Despite all the talk about drug taking, it is not the only form of cheating to occur at the Olympic Games. Some of the best scandals have a comical yet creative twist to them suitable for any movie screenplay: Soviet army major Borys Onishchenko was caught using a fencing sword that tricked the electronic scoring system into awarding him extra points and officials at Sydney's Paralympics discovered that only two of the gold-winning Spanish basketball team actually had a disability.

Sadly only a minority of coaches and athletes are corrupt, the majority choose to win their sport fairly. To ensure that athletes are under constant scrutiny the responsibility falls to official sports bodies to continue hounding and finding new tests to uncover undetectable drugs.
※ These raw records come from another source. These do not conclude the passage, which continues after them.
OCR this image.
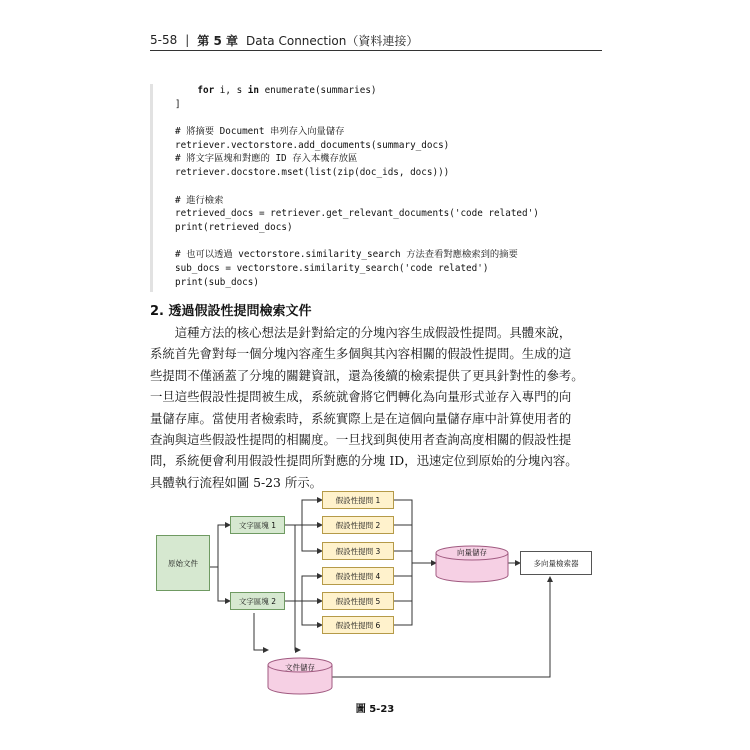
5-58 | 第 5 章 Data Connection（資料連接）
for i, s in enumerate(summaries)
]
# 將摘要 Document 串列存入向量儲存
retriever.vectorstore.add_documents(summary_docs)
# 將文字區塊和對應的 ID 存入本機存放區
retriever.docstore.mset(list(zip(doc_ids, docs)))
# 進行檢索
retrieved_docs = retriever.get_relevant_documents('code related')
print(retrieved_docs)
# 也可以透過 vectorstore.similarity_search 方法查看對應檢索到的摘要
sub_docs = vectorstore.similarity_search('code related')
print(sub_docs)
2. 透過假設性提問檢索文件
　　這種方法的核心想法是針對給定的分塊內容生成假設性提問。具體來說，
系統首先會對每一個分塊內容產生多個與其內容相關的假設性提問。生成的這
些提問不僅涵蓋了分塊的關鍵資訊，還為後續的檢索提供了更具針對性的參考。
一旦這些假設性提問被生成，系統就會將它們轉化為向量形式並存入專門的向
量儲存庫。當使用者檢索時，系統實際上是在這個向量儲存庫中計算使用者的
查詢與這些假設性提問的相關度。一旦找到與使用者查詢高度相關的假設性提
問，系統便會利用假設性提問所對應的分塊 ID，迅速定位到原始的分塊內容。
具體執行流程如圖 5-23 所示。
原始文件
文字區塊 1
文字區塊 2
假設性提問 1
假設性提問 2
假設性提問 3
假設性提問 4
假設性提問 5
假設性提問 6
向量儲存
多向量檢索器
文件儲存
圖 5-23
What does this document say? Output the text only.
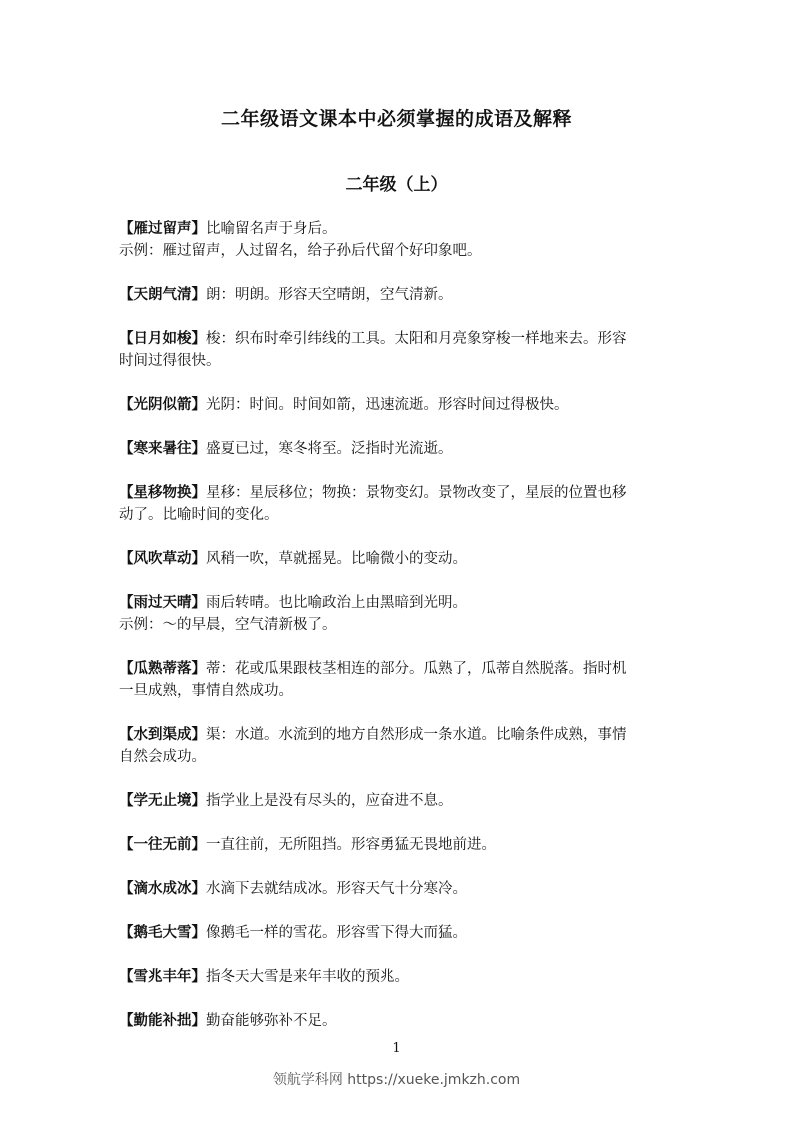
二年级语文课本中必须掌握的成语及解释
二年级（上）
【雁过留声】比喻留名声于身后。
示例：雁过留声，人过留名，给子孙后代留个好印象吧。
【天朗气清】朗：明朗。形容天空晴朗，空气清新。
【日月如梭】梭：织布时牵引纬线的工具。太阳和月亮象穿梭一样地来去。形容
时间过得很快。
【光阴似箭】光阴：时间。时间如箭，迅速流逝。形容时间过得极快。
【寒来暑往】盛夏已过，寒冬将至。泛指时光流逝。
【星移物换】星移：星辰移位；物换：景物变幻。景物改变了，星辰的位置也移
动了。比喻时间的变化。
【风吹草动】风稍一吹，草就摇晃。比喻微小的变动。
【雨过天晴】雨后转晴。也比喻政治上由黑暗到光明。
示例：～的早晨，空气清新极了。
【瓜熟蒂落】蒂：花或瓜果跟枝茎相连的部分。瓜熟了，瓜蒂自然脱落。指时机
一旦成熟，事情自然成功。
【水到渠成】渠：水道。水流到的地方自然形成一条水道。比喻条件成熟，事情
自然会成功。
【学无止境】指学业上是没有尽头的，应奋进不息。
【一往无前】一直往前，无所阻挡。形容勇猛无畏地前进。
【滴水成冰】水滴下去就结成冰。形容天气十分寒冷。
【鹅毛大雪】像鹅毛一样的雪花。形容雪下得大而猛。
【雪兆丰年】指冬天大雪是来年丰收的预兆。
【勤能补拙】勤奋能够弥补不足。
1
领航学科网 https://xueke.jmkzh.com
Until then, I believe they have to test every medal winner and uncover at least one cheat because the public would feel the cheats have won if over the course of an Olympic Games nobody was found guilty.

One grim satisfaction comes from knowing that the drug cheats will eventually face further indignity in the form of a lengthy list of side effects: hardened arteries; muscle shrinkage and wasting; brittle bones; circulation problems; shrinking testicles; reduced libido; impotence and infertility; immune system problems; heart failure; strokes; liver, kidney and prostrate gland cancers; death. And let's not forget they have to live with a tainted Olympic medal should they ever escape detection.